Notices being sent out from all sorts of banks, creditors, service providers, organizations and even county officials claiming they've been hacked (had a security breach) and therefore some of your personal information may have been exposed, followed by an offer of a couple years of complimentary enrollment in an identity-theft protection service.
It's almost the exact same notice every time, almost word-for-word. The notices have the return address and letterheads/logos of the actual entity they're claiming to be.
It's very interesting.
Anyone figured out what's going on or seen any official reporting on this?
I have hypotheses on what the agenda/scam is but I don't want to pollute anyone else's assessment with my own.
I’m sick of getting them and just locked my credit. The attempts to get a credit card in our name have stopped and I don’t bother with the ‘free’ credit reporting because of my credit being locked.
Quite frankly I’m sick of it all!!
I did the same thing, wish more people would follow suit.

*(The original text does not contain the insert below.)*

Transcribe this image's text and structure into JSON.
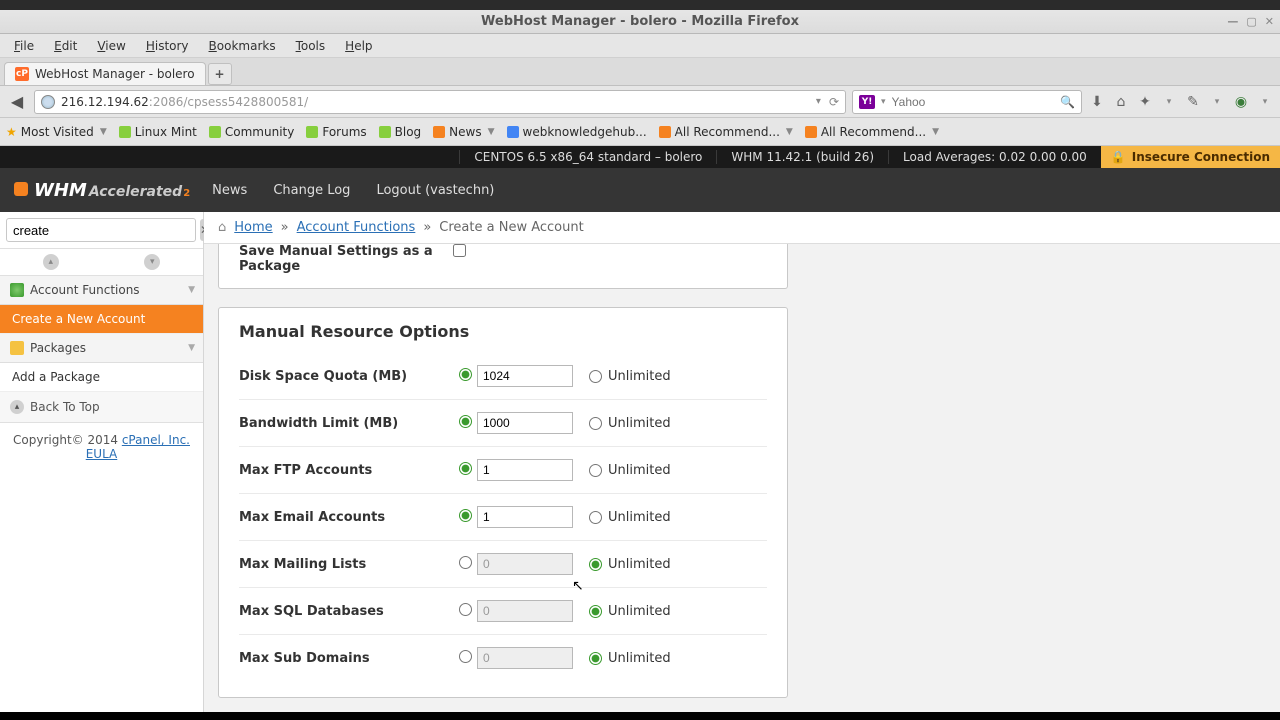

Oh crap we've been hacked.
That was the easiest million I've ever made.
They are selling your information.
They've always rubbed me wrong. Havent even finished reading the letters, myself.
i have a question of my own: why is it my financial responsibility if an institution fails to properly identify me? if it is their fault that they believed someone else, why should i pay?

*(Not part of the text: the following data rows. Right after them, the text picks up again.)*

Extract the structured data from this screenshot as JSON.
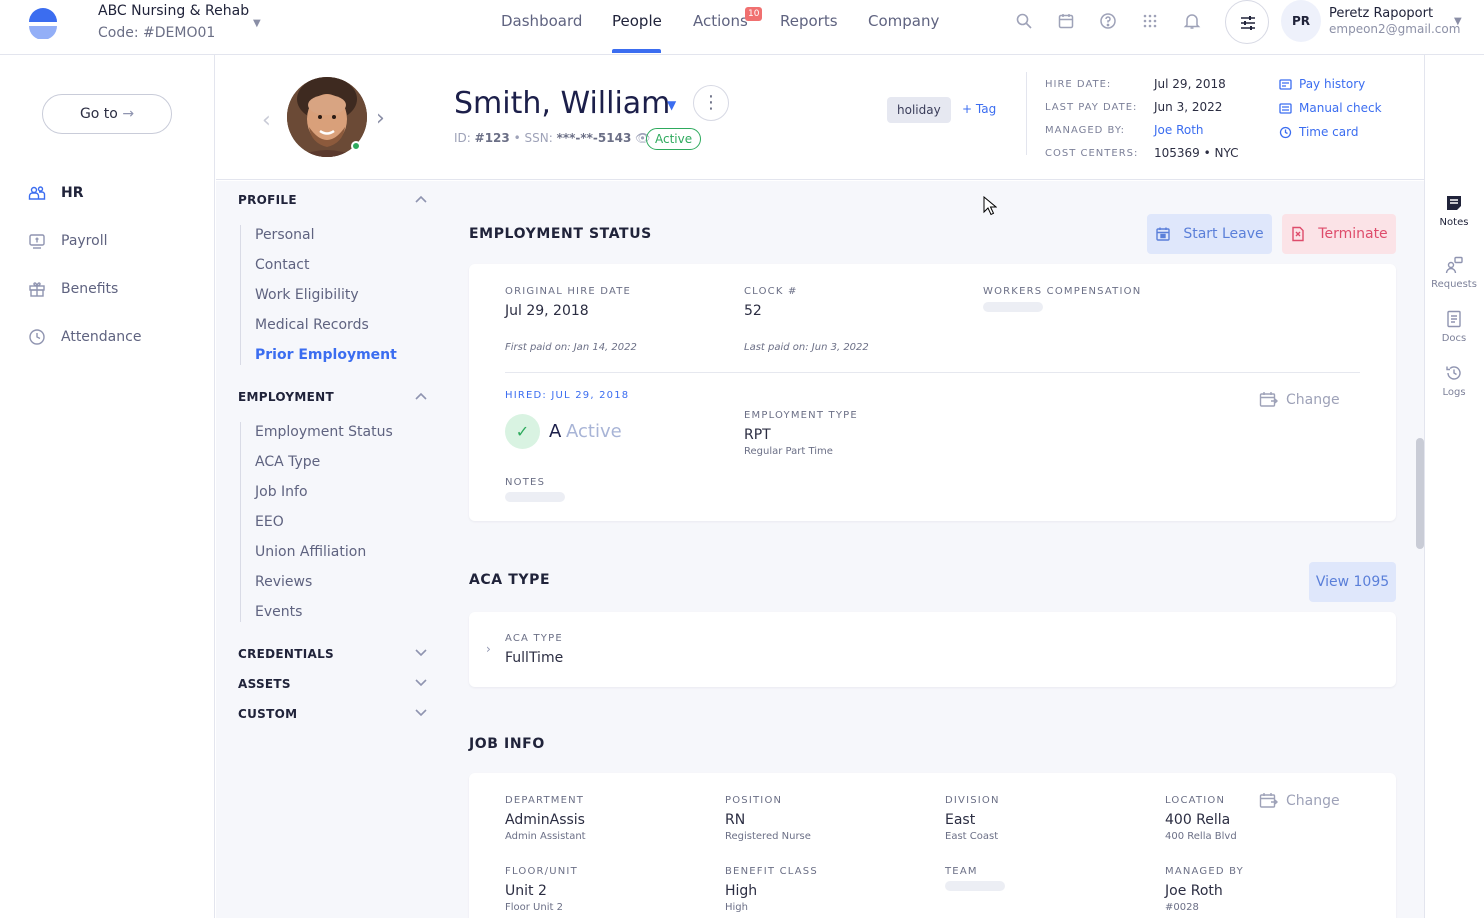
{
  "company": {
    "name": "ABC Nursing & Rehab",
    "code": "Code: #DEMO01"
  },
  "nav": {
    "items": [
      "Dashboard",
      "People",
      "Actions",
      "Reports",
      "Company"
    ],
    "active": "People",
    "actions_badge": "10"
  },
  "user": {
    "initials": "PR",
    "name": "Peretz Rapoport",
    "email": "empeon2@gmail.com"
  },
  "leftnav": {
    "goto_label": "Go to",
    "items": [
      "HR",
      "Payroll",
      "Benefits",
      "Attendance"
    ],
    "active": "HR"
  },
  "employee": {
    "name": "Smith, William",
    "id_label": "ID:",
    "id": "#123",
    "ssn_label": "SSN:",
    "ssn": "***-**-5143",
    "status": "Active",
    "tag": "holiday",
    "add_tag": "+ Tag"
  },
  "meta": {
    "hire_date_label": "HIRE DATE:",
    "hire_date": "Jul 29, 2018",
    "last_pay_label": "LAST PAY DATE:",
    "last_pay": "Jun 3, 2022",
    "managed_by_label": "MANAGED BY:",
    "managed_by": "Joe Roth",
    "cost_centers_label": "COST CENTERS:",
    "cost_centers": "105369 • NYC"
  },
  "quick_links": [
    "Pay history",
    "Manual check",
    "Time card"
  ],
  "rightrail": [
    "Notes",
    "Requests",
    "Docs",
    "Logs"
  ],
  "sections": {
    "profile": {
      "title": "PROFILE",
      "items": [
        "Personal",
        "Contact",
        "Work Eligibility",
        "Medical Records",
        "Prior Employment"
      ],
      "active": "Prior Employment"
    },
    "employment": {
      "title": "EMPLOYMENT",
      "items": [
        "Employment Status",
        "ACA Type",
        "Job Info",
        "EEO",
        "Union Affiliation",
        "Reviews",
        "Events"
      ]
    },
    "credentials": {
      "title": "CREDENTIALS"
    },
    "assets": {
      "title": "ASSETS"
    },
    "custom": {
      "title": "CUSTOM"
    }
  },
  "employment_status": {
    "title": "EMPLOYMENT STATUS",
    "start_leave": "Start Leave",
    "terminate": "Terminate",
    "original_hire_date_label": "ORIGINAL HIRE DATE",
    "original_hire_date": "Jul 29, 2018",
    "first_paid": "First paid on: Jan 14, 2022",
    "clock_label": "CLOCK #",
    "clock": "52",
    "last_paid": "Last paid on: Jun 3, 2022",
    "workers_comp_label": "WORKERS COMPENSATION",
    "hired_label": "HIRED: JUL 29, 2018",
    "status_code": "A",
    "status_text": "Active",
    "employment_type_label": "EMPLOYMENT TYPE",
    "employment_type": "RPT",
    "employment_type_sub": "Regular Part Time",
    "notes_label": "NOTES",
    "change": "Change"
  },
  "aca": {
    "title": "ACA TYPE",
    "view_1095": "View 1095",
    "label": "ACA TYPE",
    "value": "FullTime"
  },
  "job_info": {
    "title": "JOB INFO",
    "change": "Change",
    "fields": [
      {
        "label": "DEPARTMENT",
        "value": "AdminAssis",
        "sub": "Admin Assistant"
      },
      {
        "label": "POSITION",
        "value": "RN",
        "sub": "Registered Nurse"
      },
      {
        "label": "DIVISION",
        "value": "East",
        "sub": "East Coast"
      },
      {
        "label": "LOCATION",
        "value": "400 Rella",
        "sub": "400 Rella Blvd"
      },
      {
        "label": "FLOOR/UNIT",
        "value": "Unit 2",
        "sub": "Floor Unit 2"
      },
      {
        "label": "BENEFIT CLASS",
        "value": "High",
        "sub": "High"
      },
      {
        "label": "TEAM",
        "value": "",
        "sub": ""
      },
      {
        "label": "MANAGED BY",
        "value": "Joe Roth",
        "sub": "#0028"
      }
    ]
  },
  "colors": {
    "accent": "#3b6df0",
    "success": "#2eaa5d",
    "danger": "#de4c6b",
    "badge": "#f07070"
  }
}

I give up. What's the agenda/scam?
Likely a standard Corporate letter template. Which would explain the near identical wording.

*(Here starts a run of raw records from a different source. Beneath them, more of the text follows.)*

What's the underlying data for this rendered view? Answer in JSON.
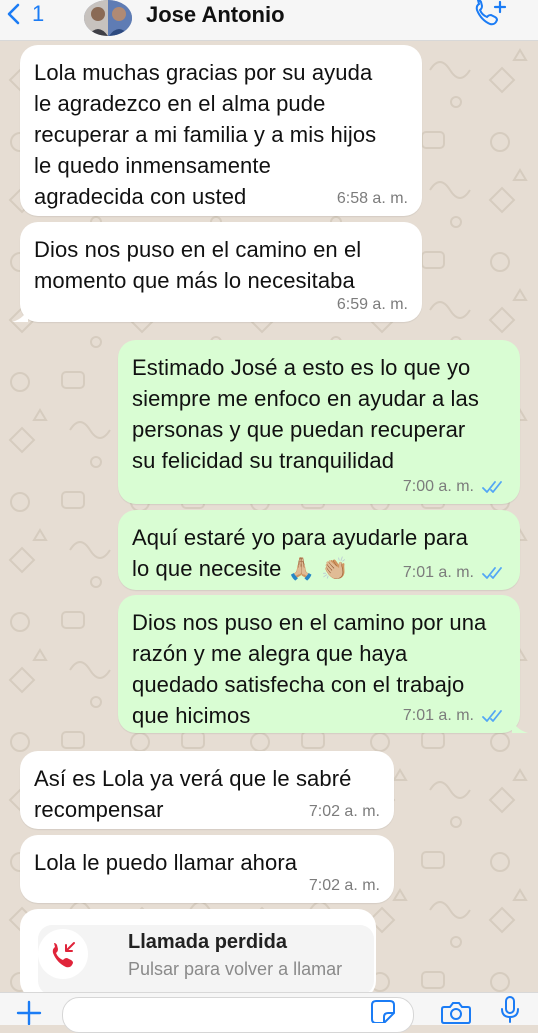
{
  "header": {
    "back_count": "1",
    "contact_name": "Jose Antonio"
  },
  "messages": [
    {
      "direction": "in",
      "text": "Lola muchas gracias por su ayuda\nle agradezco en el alma pude\nrecuperar a mi familia y a mis hijos\nle quedo inmensamente\nagradecida con usted",
      "time": "6:58 a. m."
    },
    {
      "direction": "in",
      "text": "Dios nos puso en el camino en el\nmomento que más lo necesitaba",
      "time": "6:59 a. m."
    },
    {
      "direction": "out",
      "text": "Estimado José a esto es lo que yo\nsiempre me enfoco en ayudar a las\npersonas y que puedan recuperar\nsu felicidad su tranquilidad",
      "time": "7:00 a. m.",
      "status": "read"
    },
    {
      "direction": "out",
      "text": "Aquí estaré yo para ayudarle para\nlo que necesite",
      "emoji": "🙏🏼 👏🏼",
      "time": "7:01 a. m.",
      "status": "read"
    },
    {
      "direction": "out",
      "text": "Dios nos puso en el camino por una\nrazón y me alegra que haya\nquedado satisfecha con el trabajo\nque hicimos",
      "time": "7:01 a. m.",
      "status": "read"
    },
    {
      "direction": "in",
      "text": "Así es Lola ya verá que le sabré\nrecompensar",
      "time": "7:02 a. m."
    },
    {
      "direction": "in",
      "text": "Lola le puedo llamar ahora",
      "time": "7:02 a. m."
    }
  ],
  "missed_call": {
    "title": "Llamada perdida",
    "subtitle": "Pulsar para volver a llamar"
  },
  "icons": {
    "back": "chevron-left-icon",
    "call": "phone-plus-icon",
    "plus": "plus-icon",
    "sticker": "sticker-icon",
    "camera": "camera-icon",
    "mic": "microphone-icon",
    "read_receipt": "double-check-icon",
    "missed_call": "missed-call-icon"
  },
  "colors": {
    "accent": "#1b7cf5",
    "outgoing_bubble": "#d9fdd3",
    "incoming_bubble": "#ffffff",
    "chat_background": "#e6ddd3",
    "read_ticks": "#53a6f5",
    "missed_call_red": "#e0243a"
  }
}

As to the sudden uptick. Everyone is increasingly digitizing old records, adopting new technology etc. As society has gotten increasingly digitized. Which is running into the issue. Senior Management and Corporate Leadership wants to cut corners and save money. Can’t really cut corners with Cyber Security.
Everyone has their info hacked at some point, and usually over and over. Companies (all industries) share your info, data companies correlate the info and sell that, and that gets hacked as well. In some cases the info can just be bought - like voter lists with names/addresses/phone numbers.
For me, I've had that happen a bunch but my worst thing is having all my security clearance info floating around China. That has happened publicly at least twice that I know of - and probably many more times (unless they just have a live feed of the info now).
By the way - locking/freezing your credit at all 3 bureaus is great, but that doesn't stop the hacks. They aren't always looking for credit. Sometimes they want full ID histories for various reasons - including SSNs for illegals. Sometimes they want names and addresses so some criminal can ship illegal stuff to your address and intercept it before you get it. If they see the cops they just leave. People don't even know of (or think about) this part.